What legal requirements apply to film productions in public spaces (e.g. street scenes, shots of architecture)?

Filming in public spaces is generally permitted, though various legal spheres must be observed, especially personality rights, the right to privacy, and, where applicable, property rights. For filming on private property, the owner’s filming permit must be obtained. The freedom of panorama (§ 59 UrhG) allows filming and distribution of copyright-protected works (e.g., modern architecture, sculptures) that are permanently located in public spaces from public paths, streets, or squares. However, this freedom does not apply if aids such as drones, ladders, or telephoto lenses are used to provide a non-generally accessible perspective. Local filming permits and traffic regulations must also be observed. Showing uninvolved third parties raises data protection issues and should be avoided where possible or anonymized afterwards.

What are the risks in producing remakes or adaptations of existing films, books, or series?

Remakes, adaptations, or new versions of existing sources constitute relevant adaptations under copyright law and absolutely require permission from the original author(s) or rights holder(§ 23 UrhG). This applies both to the film itself and to screenplays, novels, or characters. Without permission, broad-ranging injunction and damage claims may follow. Even formal changes (such as reinterpretations of a novel) or translations count as adaptations. It must also be checked whether any protection periods for the original work have already expired (as a rule: 70 years after the author’s death), since adaptations within this period are not permitted without consent. For works from abroad, international conventions (such as the Berne Convention) and foreign law may also apply.

What rights do actors

and other contributors have—particularly with regard to neighboring rights?

Actorsand other participating artists(e.g. musicians) are entitled to so-called neighboring rights pursuant to §§ 73 et seq. UrhG. These include, among others, the right to decide about the public performance and reproduction of their performance as well as the right to be credited and the right to protection against derogatory modification. These rights are usually transferred to the production company through contractual agreements, with appropriate remuneration required. Even after the transfer of rights, so-called moral rights (in particular the right to recognition of authorship and to protection against derogatory modifications) remain. In the case of broadcasting or publication of the film, claims for participation in remuneration via collecting societies (e.g., GVL for musicians and actors) may also exist. Special rules also apply under the Act on Artists’ Social Insurance and employment law.

What statutory provisions apply regarding age ratings and youth protection when publishing films?

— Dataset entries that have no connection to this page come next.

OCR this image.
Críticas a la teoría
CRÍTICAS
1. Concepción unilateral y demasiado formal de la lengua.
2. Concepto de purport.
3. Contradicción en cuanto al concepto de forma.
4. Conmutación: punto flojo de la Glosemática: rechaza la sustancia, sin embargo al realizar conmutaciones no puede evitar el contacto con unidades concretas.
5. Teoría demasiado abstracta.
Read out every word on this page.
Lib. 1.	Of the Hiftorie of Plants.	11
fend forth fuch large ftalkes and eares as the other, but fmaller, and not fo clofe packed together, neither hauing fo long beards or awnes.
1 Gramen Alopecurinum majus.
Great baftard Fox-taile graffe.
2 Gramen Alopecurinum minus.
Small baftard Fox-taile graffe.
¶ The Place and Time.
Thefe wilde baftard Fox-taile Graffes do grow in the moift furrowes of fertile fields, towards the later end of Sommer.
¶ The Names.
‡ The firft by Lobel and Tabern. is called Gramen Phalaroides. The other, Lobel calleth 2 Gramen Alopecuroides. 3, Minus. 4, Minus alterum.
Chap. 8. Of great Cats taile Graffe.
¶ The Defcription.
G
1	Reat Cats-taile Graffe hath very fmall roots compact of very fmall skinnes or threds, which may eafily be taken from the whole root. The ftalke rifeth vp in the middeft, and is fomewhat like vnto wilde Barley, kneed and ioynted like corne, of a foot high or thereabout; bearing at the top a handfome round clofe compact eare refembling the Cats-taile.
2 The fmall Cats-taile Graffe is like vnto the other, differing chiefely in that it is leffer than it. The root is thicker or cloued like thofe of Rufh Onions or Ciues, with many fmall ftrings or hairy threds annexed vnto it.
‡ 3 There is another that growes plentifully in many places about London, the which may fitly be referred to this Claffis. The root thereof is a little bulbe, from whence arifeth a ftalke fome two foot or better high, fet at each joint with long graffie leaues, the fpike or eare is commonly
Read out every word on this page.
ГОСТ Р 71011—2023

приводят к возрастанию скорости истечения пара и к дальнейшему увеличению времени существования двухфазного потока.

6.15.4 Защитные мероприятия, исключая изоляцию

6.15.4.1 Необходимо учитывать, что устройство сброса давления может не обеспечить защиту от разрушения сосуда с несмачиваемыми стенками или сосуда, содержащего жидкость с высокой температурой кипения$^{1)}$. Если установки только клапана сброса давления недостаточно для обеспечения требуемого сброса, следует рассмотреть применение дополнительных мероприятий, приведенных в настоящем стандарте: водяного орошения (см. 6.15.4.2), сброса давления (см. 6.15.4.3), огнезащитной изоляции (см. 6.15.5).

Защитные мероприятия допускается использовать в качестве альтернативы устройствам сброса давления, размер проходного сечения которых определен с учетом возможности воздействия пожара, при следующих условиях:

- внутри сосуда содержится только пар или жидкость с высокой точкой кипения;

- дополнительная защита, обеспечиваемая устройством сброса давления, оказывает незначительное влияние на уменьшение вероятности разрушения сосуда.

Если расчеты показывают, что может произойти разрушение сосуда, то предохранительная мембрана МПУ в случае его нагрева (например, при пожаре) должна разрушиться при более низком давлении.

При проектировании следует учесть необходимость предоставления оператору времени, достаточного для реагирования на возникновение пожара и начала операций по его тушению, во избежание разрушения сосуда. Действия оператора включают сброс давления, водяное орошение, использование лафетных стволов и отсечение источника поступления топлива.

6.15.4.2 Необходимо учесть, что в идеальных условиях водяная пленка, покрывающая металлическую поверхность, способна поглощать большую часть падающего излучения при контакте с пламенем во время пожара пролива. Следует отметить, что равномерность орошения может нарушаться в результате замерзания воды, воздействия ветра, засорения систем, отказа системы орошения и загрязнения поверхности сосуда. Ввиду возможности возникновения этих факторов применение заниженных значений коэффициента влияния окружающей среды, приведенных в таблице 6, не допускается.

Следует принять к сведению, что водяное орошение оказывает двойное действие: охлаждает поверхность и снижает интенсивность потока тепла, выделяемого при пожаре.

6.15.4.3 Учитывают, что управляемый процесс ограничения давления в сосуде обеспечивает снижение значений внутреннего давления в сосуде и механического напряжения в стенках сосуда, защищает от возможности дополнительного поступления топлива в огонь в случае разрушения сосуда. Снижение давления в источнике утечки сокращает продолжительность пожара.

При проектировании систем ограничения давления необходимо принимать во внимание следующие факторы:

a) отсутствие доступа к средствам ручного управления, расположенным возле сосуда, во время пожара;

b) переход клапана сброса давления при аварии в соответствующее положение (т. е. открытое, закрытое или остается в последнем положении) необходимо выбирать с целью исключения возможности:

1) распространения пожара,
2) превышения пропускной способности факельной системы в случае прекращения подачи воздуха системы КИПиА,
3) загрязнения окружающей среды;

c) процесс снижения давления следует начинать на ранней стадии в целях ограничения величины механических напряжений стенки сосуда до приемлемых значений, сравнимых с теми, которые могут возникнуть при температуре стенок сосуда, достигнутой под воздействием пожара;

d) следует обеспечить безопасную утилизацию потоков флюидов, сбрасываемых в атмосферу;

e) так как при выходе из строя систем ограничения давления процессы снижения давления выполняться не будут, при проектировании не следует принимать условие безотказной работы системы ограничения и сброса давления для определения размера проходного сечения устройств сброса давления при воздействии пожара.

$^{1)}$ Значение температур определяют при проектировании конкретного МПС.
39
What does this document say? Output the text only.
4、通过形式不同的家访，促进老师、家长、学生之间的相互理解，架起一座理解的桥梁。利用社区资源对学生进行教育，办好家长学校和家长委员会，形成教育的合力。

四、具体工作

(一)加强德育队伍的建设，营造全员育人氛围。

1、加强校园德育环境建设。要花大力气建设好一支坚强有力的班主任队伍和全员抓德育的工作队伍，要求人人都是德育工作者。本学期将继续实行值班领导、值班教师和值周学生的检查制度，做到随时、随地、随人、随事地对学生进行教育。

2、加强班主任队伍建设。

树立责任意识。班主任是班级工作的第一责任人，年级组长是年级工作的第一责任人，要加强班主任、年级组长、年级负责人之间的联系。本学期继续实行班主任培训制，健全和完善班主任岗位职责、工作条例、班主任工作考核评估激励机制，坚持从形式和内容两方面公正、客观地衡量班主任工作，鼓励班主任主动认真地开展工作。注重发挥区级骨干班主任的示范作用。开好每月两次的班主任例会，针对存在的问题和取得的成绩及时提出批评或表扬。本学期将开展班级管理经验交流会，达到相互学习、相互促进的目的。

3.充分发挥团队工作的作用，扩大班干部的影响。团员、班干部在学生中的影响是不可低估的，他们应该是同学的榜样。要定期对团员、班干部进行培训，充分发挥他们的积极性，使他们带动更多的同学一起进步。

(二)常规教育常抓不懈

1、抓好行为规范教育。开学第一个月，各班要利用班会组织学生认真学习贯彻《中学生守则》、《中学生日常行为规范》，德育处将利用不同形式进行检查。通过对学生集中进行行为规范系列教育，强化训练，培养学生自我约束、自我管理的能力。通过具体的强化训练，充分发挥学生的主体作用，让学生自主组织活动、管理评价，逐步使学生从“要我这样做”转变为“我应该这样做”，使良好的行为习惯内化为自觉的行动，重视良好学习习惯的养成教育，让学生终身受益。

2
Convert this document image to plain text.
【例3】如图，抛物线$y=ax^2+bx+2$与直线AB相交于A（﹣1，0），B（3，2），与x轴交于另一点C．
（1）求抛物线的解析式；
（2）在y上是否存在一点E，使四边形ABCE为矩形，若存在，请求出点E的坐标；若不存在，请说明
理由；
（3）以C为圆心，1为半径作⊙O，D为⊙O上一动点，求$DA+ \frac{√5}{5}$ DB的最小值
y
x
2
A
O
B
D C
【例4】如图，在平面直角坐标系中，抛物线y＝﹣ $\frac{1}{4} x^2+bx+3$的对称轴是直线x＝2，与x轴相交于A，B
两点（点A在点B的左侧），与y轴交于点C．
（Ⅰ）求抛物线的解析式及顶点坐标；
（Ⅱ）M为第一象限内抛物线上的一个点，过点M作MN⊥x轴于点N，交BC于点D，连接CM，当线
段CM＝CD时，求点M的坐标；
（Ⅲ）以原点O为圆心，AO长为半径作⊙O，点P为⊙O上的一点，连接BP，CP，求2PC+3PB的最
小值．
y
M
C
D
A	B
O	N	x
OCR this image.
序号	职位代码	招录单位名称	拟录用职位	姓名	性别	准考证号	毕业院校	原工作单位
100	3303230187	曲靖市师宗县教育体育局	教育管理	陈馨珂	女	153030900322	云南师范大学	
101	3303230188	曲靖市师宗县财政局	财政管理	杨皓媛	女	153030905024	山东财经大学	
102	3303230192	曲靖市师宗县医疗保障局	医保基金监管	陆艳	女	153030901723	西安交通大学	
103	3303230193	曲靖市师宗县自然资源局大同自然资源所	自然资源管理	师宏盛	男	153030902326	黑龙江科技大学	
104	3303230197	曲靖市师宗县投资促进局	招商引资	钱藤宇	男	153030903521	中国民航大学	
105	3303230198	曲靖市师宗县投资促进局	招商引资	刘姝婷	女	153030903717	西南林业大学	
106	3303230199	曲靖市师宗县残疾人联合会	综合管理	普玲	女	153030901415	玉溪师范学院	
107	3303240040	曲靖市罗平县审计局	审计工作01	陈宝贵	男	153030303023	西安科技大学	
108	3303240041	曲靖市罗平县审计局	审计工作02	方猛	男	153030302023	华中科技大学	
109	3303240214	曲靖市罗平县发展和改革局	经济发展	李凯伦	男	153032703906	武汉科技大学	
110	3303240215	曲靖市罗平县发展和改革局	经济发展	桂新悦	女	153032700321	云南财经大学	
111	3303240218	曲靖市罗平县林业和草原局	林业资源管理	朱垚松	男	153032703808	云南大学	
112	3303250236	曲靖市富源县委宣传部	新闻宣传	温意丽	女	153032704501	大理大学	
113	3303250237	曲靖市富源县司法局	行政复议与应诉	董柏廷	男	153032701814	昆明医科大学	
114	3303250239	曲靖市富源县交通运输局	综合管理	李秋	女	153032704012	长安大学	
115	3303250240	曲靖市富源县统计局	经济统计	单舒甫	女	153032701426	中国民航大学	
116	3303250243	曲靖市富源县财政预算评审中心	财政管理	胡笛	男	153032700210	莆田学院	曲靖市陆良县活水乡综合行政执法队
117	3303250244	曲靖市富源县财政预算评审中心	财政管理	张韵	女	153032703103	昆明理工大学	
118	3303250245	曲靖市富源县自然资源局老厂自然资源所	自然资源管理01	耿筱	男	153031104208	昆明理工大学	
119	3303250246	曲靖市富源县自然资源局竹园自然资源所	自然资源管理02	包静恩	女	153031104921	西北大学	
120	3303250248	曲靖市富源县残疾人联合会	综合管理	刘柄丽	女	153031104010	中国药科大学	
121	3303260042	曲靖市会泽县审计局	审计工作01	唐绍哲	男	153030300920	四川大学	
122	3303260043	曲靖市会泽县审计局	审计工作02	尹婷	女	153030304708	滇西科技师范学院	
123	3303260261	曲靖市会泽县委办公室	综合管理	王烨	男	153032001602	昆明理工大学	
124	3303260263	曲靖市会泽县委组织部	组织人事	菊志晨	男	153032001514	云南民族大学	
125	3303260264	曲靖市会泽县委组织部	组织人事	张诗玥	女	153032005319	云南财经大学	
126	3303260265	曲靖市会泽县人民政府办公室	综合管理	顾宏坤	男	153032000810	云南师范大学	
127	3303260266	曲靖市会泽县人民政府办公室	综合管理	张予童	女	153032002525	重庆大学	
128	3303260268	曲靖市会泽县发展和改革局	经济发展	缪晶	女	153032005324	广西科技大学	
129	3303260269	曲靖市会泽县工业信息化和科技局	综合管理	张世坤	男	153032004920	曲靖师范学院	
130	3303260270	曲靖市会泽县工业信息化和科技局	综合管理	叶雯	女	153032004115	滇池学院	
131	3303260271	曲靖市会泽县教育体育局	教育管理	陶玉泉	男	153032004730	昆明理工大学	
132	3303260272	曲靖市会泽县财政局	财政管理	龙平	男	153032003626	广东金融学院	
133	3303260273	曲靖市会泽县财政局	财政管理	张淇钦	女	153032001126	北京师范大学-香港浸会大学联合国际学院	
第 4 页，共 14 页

Film productions and their public screening or distribution in Germany are subject to the Youth Protection Act (JuSchG) and the regulations of the Voluntary Self-Regulation of the Film Industry (FSK). Every film that is shown or distributed publicly must be given an age rating unless it is obviously intended exclusively for adults or is specifically not suitable for children. Violations of the regulations on age ratings (e.g., broadcasting of films not approved for young people in freely accessible areas or on the internet) can lead to significant fines and criminal consequences. In addition, there are special requirements for advertising, trailers, and merchandising products. Further youth protection provisions—especially online—result from the Youth Media Protection State Treaty (JMStV). For cross-border distribution of films, the respective national regulations must also be complied with.